Dengan raut wajah kecewa nenek itu meninggalkan tempat dan berjalan pulang.

"Tunggu." 

Nenek itu menghentikan langkah dan berbalik.

"Apa anda orang yang juga mau membeli tanah itu? Maaf, tapi tanah itu tidak dijual, Nak. Dan untuk ke sekian kali saya memberitahu setiap orang yang datang untuk membeli tanah itu. Saya tidak tahu dimana pemiliknya sekarang."

"S-saya tidak datang untuk membeli tanah, Nek."

Nenek itu kembali mendekat.

"Apa kamu putra Reksa? Adiknya Vico? Iya, Nak? Kamu putranya Kamelia dan Reksa?"

Laki-laki itu terdiam sejenak.

"Bukan, Nek."

Raut kecewa kembali menyelimuti wajah wanita tua itu.

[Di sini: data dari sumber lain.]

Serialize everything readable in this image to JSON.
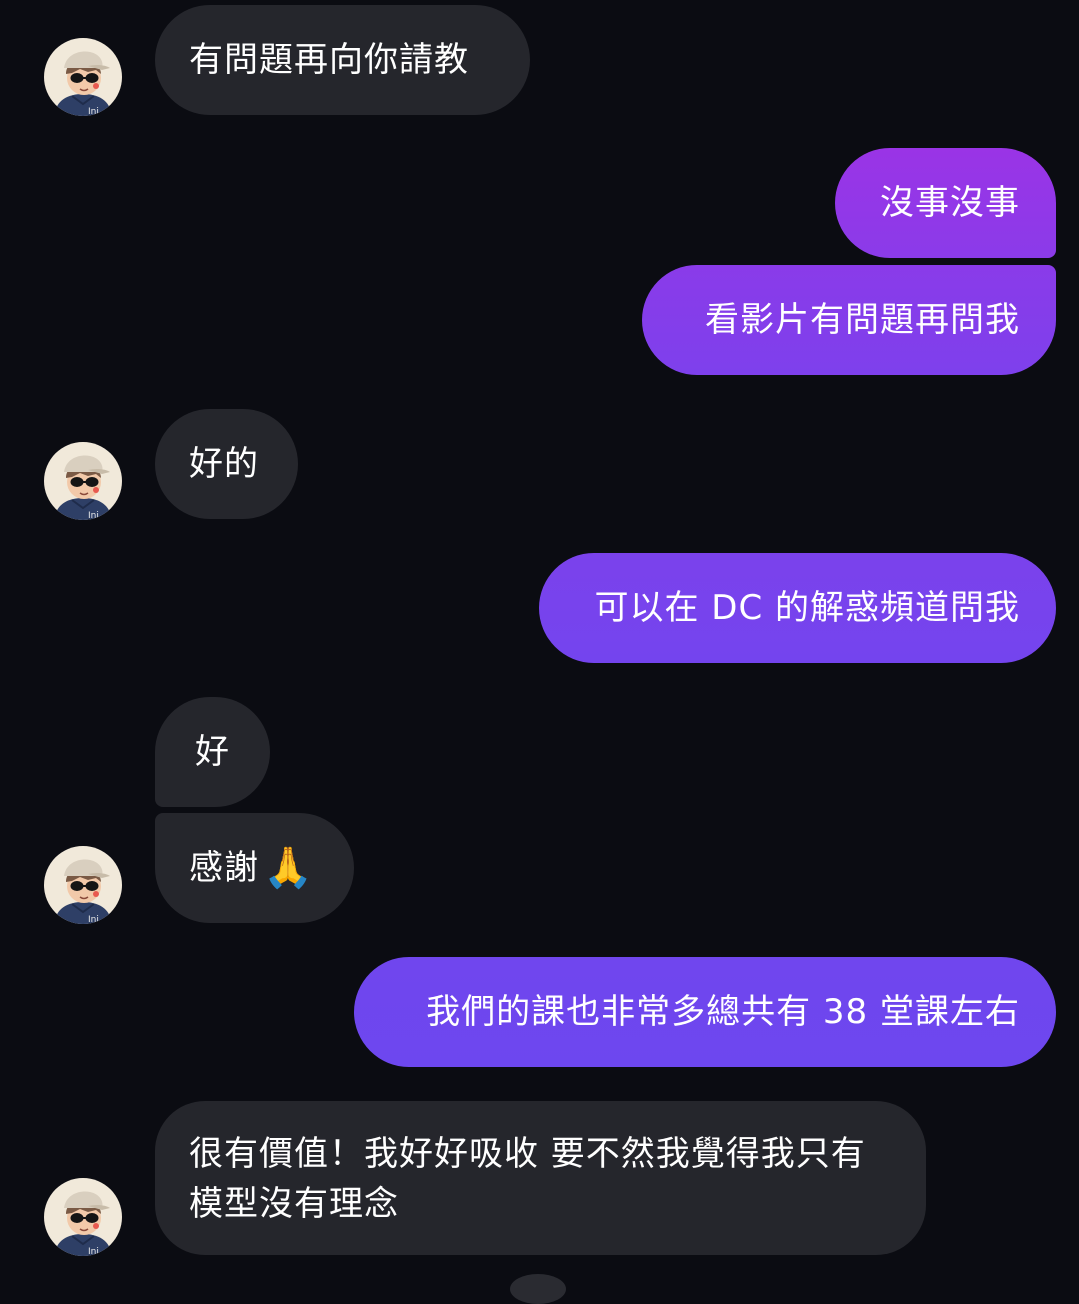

"Tapi, saya Raka, putra Aji Yudhatama." 

***

Raka. Laki-laki itu sedang menikmati senja di tepi pantai. Terduduk sendiri, tanpa seorang pun yang menyadari kehadirannya di tengah langit yang mulai berubah gelap. Kepalanya masih penuh dengan fakta baru yang ia dapatkan. Ya, Raka tidak pernah pergi tanpa alasan. Orang mungkin bisa menyebutnya melarikan diri, tapi pelarian Raka bukan tanpa sebab. 

Begitu pun kali ini. Pertemuannya dengan seorang nenek itu sedikit banyak membuka pikirannya. Bahwa keluarganya dan keluarganya Riani memang terhubung. 

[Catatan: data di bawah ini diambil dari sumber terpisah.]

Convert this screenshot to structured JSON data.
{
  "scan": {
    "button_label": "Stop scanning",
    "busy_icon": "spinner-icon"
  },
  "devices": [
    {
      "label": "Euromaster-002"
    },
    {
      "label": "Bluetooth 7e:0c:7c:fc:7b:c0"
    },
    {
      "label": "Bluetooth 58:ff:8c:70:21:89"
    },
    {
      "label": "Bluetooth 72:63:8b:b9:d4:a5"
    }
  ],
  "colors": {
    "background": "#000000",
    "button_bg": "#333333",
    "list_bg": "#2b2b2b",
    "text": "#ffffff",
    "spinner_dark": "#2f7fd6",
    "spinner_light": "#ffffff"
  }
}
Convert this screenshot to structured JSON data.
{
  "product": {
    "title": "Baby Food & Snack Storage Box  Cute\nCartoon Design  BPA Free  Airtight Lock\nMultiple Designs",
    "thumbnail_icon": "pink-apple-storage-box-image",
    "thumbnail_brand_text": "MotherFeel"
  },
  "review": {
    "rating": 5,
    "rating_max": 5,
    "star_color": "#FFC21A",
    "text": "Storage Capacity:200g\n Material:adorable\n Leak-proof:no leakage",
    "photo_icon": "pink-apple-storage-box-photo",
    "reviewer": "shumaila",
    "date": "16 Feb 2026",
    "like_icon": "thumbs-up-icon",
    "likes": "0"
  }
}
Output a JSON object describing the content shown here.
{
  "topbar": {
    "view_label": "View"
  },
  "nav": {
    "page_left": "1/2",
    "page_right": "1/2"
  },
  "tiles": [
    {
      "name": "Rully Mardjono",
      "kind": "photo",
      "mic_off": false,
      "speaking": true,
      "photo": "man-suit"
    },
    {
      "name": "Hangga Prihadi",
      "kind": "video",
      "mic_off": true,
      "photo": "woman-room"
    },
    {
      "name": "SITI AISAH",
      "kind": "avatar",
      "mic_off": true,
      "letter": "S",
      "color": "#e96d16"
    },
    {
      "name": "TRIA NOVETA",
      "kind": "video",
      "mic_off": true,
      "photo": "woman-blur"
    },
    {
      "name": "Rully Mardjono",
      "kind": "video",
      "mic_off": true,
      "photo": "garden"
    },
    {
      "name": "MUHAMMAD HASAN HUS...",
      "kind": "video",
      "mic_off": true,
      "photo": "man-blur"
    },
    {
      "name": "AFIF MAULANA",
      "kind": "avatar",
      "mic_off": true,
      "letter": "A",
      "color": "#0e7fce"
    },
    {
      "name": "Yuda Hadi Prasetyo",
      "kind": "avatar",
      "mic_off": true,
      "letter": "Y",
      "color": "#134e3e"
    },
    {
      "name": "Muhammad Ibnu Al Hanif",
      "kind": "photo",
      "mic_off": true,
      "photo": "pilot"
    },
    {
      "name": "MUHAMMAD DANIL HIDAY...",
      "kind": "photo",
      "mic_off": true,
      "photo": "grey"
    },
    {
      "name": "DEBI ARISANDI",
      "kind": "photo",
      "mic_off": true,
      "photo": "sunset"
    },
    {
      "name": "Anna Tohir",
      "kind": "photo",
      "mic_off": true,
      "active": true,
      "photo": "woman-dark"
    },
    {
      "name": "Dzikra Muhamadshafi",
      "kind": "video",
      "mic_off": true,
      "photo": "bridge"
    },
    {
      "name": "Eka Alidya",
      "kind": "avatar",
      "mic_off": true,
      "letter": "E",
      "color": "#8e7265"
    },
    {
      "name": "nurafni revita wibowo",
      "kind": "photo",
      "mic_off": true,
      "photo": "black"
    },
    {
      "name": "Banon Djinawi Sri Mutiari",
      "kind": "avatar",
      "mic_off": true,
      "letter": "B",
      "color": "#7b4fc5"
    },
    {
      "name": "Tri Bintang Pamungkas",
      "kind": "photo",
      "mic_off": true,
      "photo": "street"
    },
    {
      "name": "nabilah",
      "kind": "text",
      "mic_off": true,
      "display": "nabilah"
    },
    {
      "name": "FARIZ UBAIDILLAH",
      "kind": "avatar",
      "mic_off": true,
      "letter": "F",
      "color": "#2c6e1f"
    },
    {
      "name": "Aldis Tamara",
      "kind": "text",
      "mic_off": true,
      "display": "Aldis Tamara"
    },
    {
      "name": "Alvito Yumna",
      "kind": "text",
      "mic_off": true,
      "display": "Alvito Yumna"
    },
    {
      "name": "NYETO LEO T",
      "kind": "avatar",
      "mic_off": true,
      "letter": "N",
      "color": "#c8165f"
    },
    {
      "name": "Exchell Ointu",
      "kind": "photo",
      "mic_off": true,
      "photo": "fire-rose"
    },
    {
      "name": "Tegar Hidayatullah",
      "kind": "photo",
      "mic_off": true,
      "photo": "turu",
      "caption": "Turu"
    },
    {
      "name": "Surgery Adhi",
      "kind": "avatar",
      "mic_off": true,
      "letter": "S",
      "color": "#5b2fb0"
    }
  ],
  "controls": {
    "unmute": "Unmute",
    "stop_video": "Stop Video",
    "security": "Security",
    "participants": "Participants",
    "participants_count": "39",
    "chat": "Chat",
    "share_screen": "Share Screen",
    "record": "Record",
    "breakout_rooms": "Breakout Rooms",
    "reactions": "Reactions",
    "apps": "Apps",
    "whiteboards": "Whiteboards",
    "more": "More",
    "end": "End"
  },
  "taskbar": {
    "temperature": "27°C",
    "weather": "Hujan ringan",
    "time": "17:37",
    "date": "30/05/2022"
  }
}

Langit sepenuhnya menjadi gelap. Bulan mulai menggantikan peran matahari. Dengan cahaya yang diperolehnya dari sang matahari, bulan membaginya. Agar malam tak melulu tentang gelap.

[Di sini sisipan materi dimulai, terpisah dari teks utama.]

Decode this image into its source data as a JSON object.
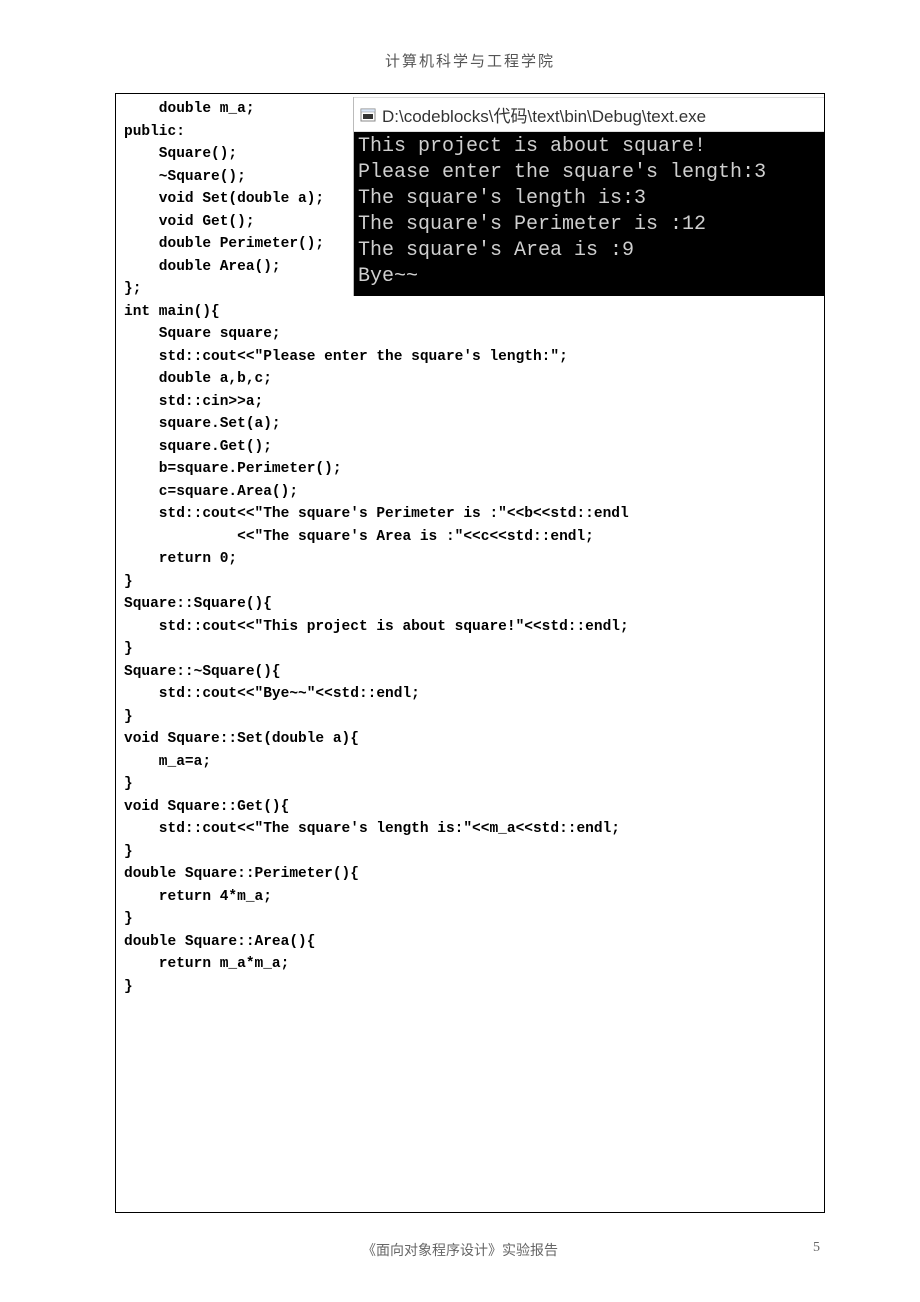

Seperti itulah yang terlintas dalam pikiran Raka saat menyaksikan benda langit itu sendirian. Apa yang sejenak terlintas itu menyadarkannya. Raka beranjak dari duduknya. Menghembuskan napasnya dalam-dalam sekali lagi. Bibirnya mengulas senyum yang sudah lama menghilang dari wajahnya. 

"Pulang?"

"Pulang."

***

"Mas, kita harus bawa Riani ke rumah sakit sekarang juga, Mas." 

Jam menunjukkan pukul 2 pagi dan sepasang suami istri itu masih berdebat di tengah ruang keluarga yang lenggang. Bukan perdebatan yang saling membalas kata dengan kata. Hanya Ivana yang terus berbicara. Sedangkan, Vico hanya diam. 

"Mas, aku nggak mau ya, yang kejadian sama Ibu, kejadian lagi sama Riani. Ibu sakit dan nggak mau dibawa ke rumah sakit, kamu menurutinya Mas, dan semuanya terlambat. Sekarang—"

"Ivana" Vico menghentikan ucapan istrinya itu dengan tegas. 

"Terserah kalau kamu marah aku bawa-bawa almarhum Ibu, aku udah cukup kehilangan Ibu, aku nggak mau kehilangan Riani. Apa sih yang bikin kamu nggak mau bawa Riani ke rumah sakit? Cuma karena dia nggak mau? Atau kamu berpikir Raka bakal balik? Nggak biasanya kamu nggak realistis gini, Mas."

Vico kembali terdiam. 

"Faktanya udah 3 hari Raka nggak balik ke sini, keluarganya aja nggak tau dia dimana, kenapa kamu masih berharap ke hal-hal yang yang nggak pasti. Sekarang hal yang pasti itu kondisi Riani, Mas. Dia harus dirawat di rumah saki. Kamu aja nggak cukup!"